Image sensing often relies on a high-quality machine vision system with a large field of view and high resolution. It requires fine imaging optics, has high computational costs, and requires a large communication bandwidth between image sensors and computing units. In this paper, we propose a novel image-free sensing framework for resource-efficient image classification, where the required number of measurements can be reduced by up to two orders of magnitude. In the proposed framework for single-pixel detection, the optical field for a target is first scattered by an optical diffuser and then two-dimensionally modulated by a spatial light modulator. The optical diffuser simultaneously serves as a compressor and an encryptor for the target information, effectively narrowing the field of view and improving the system's security. The one-dimensional sequence of intensity values, which is measured with time-varying patterns on the spatial light modulator, is then used to extract semantic information based on end-to-end deep learning. The proposed sensing framework is shown to obtain over a 95\% accuracy at sampling rates of 1% and 5% for classification on the MNIST dataset and the recognition of Chinese license plates, respectively, and the framework is up to 24% more efficient than the approach without an optical diffuser. The proposed framework represents a significant breakthrough in high-throughput machine intelligence for scene analysis with low bandwidth, low costs, and strong encryption.

Figures (4)

• Figure 1: The framework of the reported method. (a) A scenario illustration in car plate license sensing. (b) Optical transformations in the workflow. (c) Entropy boost induced by scattering. We use a light-like image to symbolize the transformation of information. The target's different areas of information are mixed into a section after scattering, which produces a significant entropy boost. Therefore, we propose to only extract the regional field of view (FOV) of the scattering image for optical sensing and encryption. The left figure presents the quantitative analysis of the scattering-induced entropy boosts by calculating the average entropy of each image dataset. (d) Analysis of different scattering strengths. The 'entropy' on the x-axis represents the average entropy of the training images with different scattering intensities, and the 'accuracy' on the y-axis is the sensing accuracy on the test dataset at the same sampling rate with a regional FOV. For single-pixel sensing, we select only a 50% field width at a 0.05 sampling rate. For multitarget recognition, the corresponding parameters are set to 8% and 0.1.

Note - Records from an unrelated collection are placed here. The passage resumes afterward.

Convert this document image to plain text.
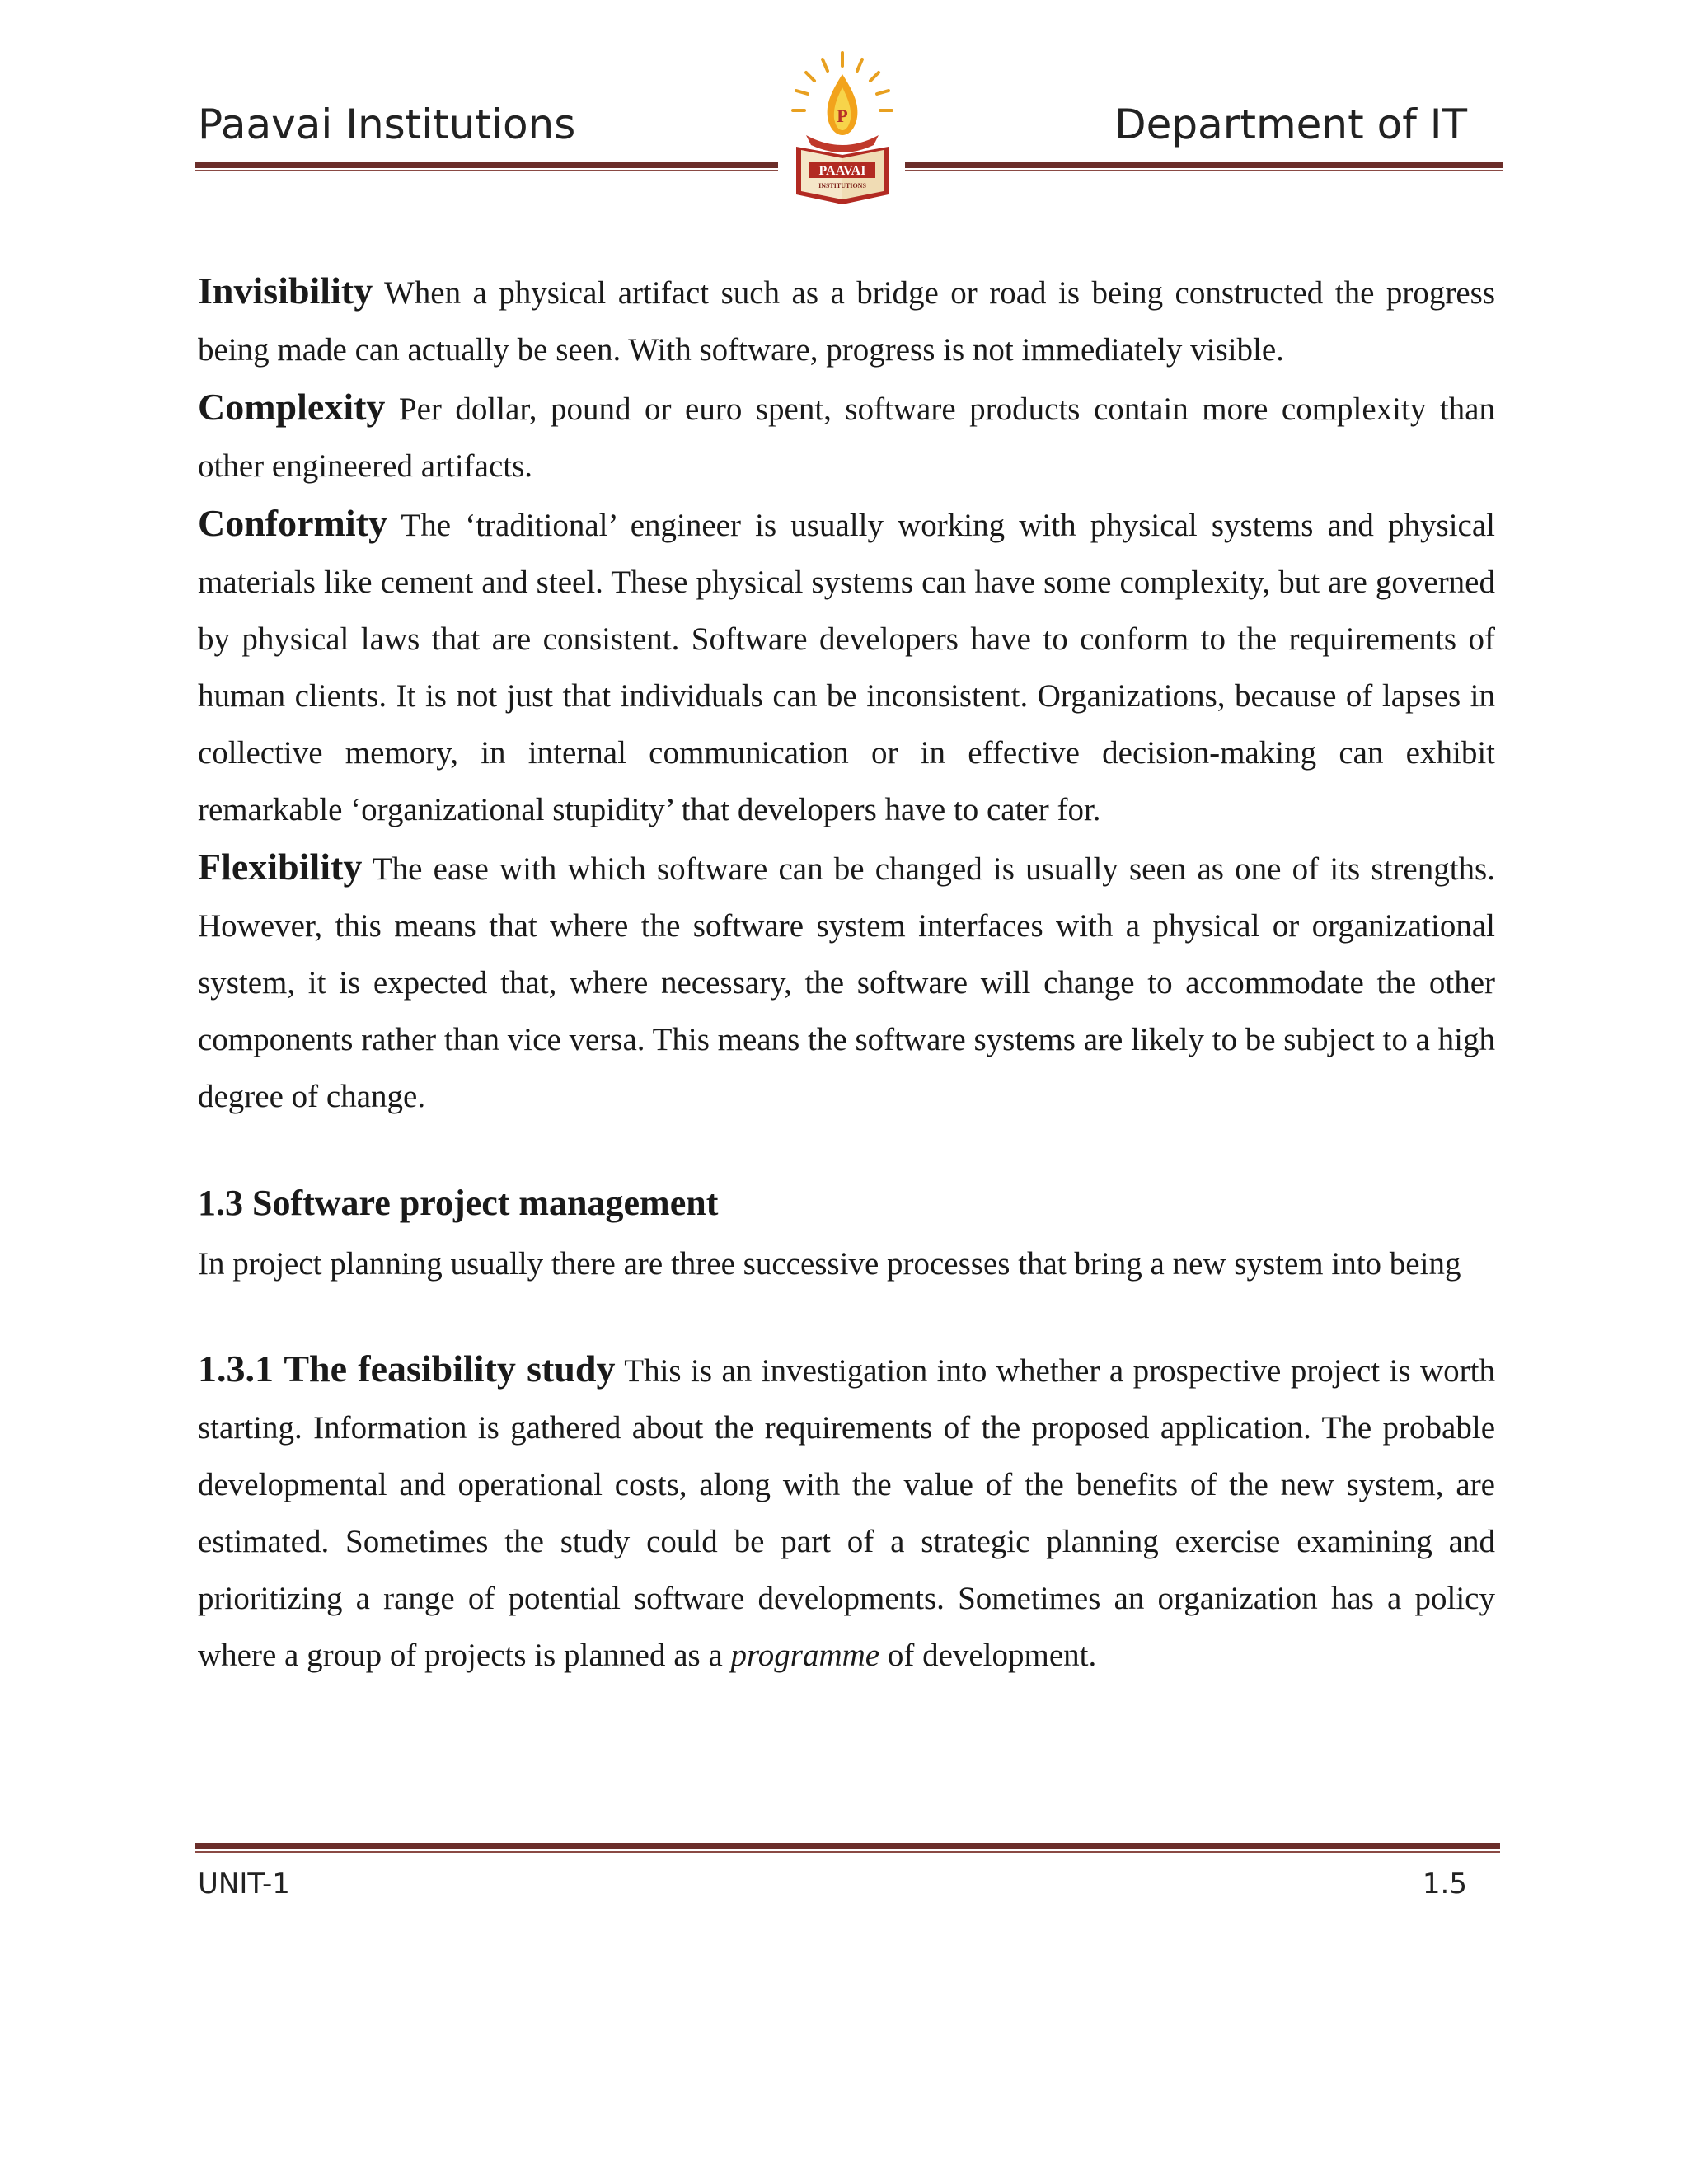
Paavai Institutions	Department of IT
P
PAAVAI
INSTITUTIONS

Invisibility When a physical artifact such as a bridge or road is being constructed the progress being made can actually be seen. With software, progress is not immediately visible.

Complexity Per dollar, pound or euro spent, software products contain more complexity than other engineered artifacts.

Conformity The ‘traditional’ engineer is usually working with physical systems and physical materials like cement and steel. These physical systems can have some complexity, but are governed by physical laws that are consistent. Software developers have to conform to the requirements of human clients. It is not just that individuals can be inconsistent. Organizations, because of lapses in collective memory, in internal communication or in effective decision-making can exhibit remarkable ‘organizational stupidity’ that developers have to cater for.

Flexibility The ease with which software can be changed is usually seen as one of its strengths. However, this means that where the software system interfaces with a physical or organizational system, it is expected that, where necessary, the software will change to accommodate the other components rather than vice versa. This means the software systems are likely to be subject to a high degree of change.

1.3 Software project management

In project planning usually there are three successive processes that bring a new system into being

1.3.1 The feasibility study This is an investigation into whether a prospective project is worth starting. Information is gathered about the requirements of the proposed application. The probable developmental and operational costs, along with the value of the benefits of the new system, are estimated. Sometimes the study could be part of a strategic planning exercise examining and prioritizing a range of potential software developments. Sometimes an organization has a policy where a group of projects is planned as a programme of development.

UNIT-1	1.5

• Figure 2: Single-target image-free sensing results. (a) Sensing accuracy at different sampling rates, including computational simulations on the MNIST and Fashion-MNIST datasets (with 'Monte-0.8' scattering intensity) and physical experiments on the MNIST dataset. (b) Sensing accuracy in the regional FOV. In this work, the sampling rate is the ratio of the coupled measurement length to the size of the modulated field area. The term 'field width' refers to the width of the modulated target area (the number of active columns or rows during modulation), which can be narrowed with a scattering-induced entropy boost. (c) Different strategies to extract the regional FOV data. The black blocks in the modulation patterns have values of zero where the light cannot pass through, and the white blocks have values of one. The gray line shows the adjustment that turns a one into a zero. (d) Sensing accuracy with different simulated scattering strengths on the MNIST dataset.
• Figure 3: Multitarget sensing results. (a) Simulation results on the SCCPD dataset with different scattering strengths at different sampling rates. (b) Experimental results on the SCCPD dataset at different sampling rates and different field widths.
• Figure 4: Modulation sensing results for multitarget recognition. (a) Examples of random patterns and optimal patterns. (b) Sensing results with learning-based optimal patterns, where 'LBO' represents the learning-based optimal and the 'width scalability' is the scale ratio of the selected regional FOV to the original light width. (c) Sensing results when modulated patterns are replaced by the diffuser at different numerical precisions.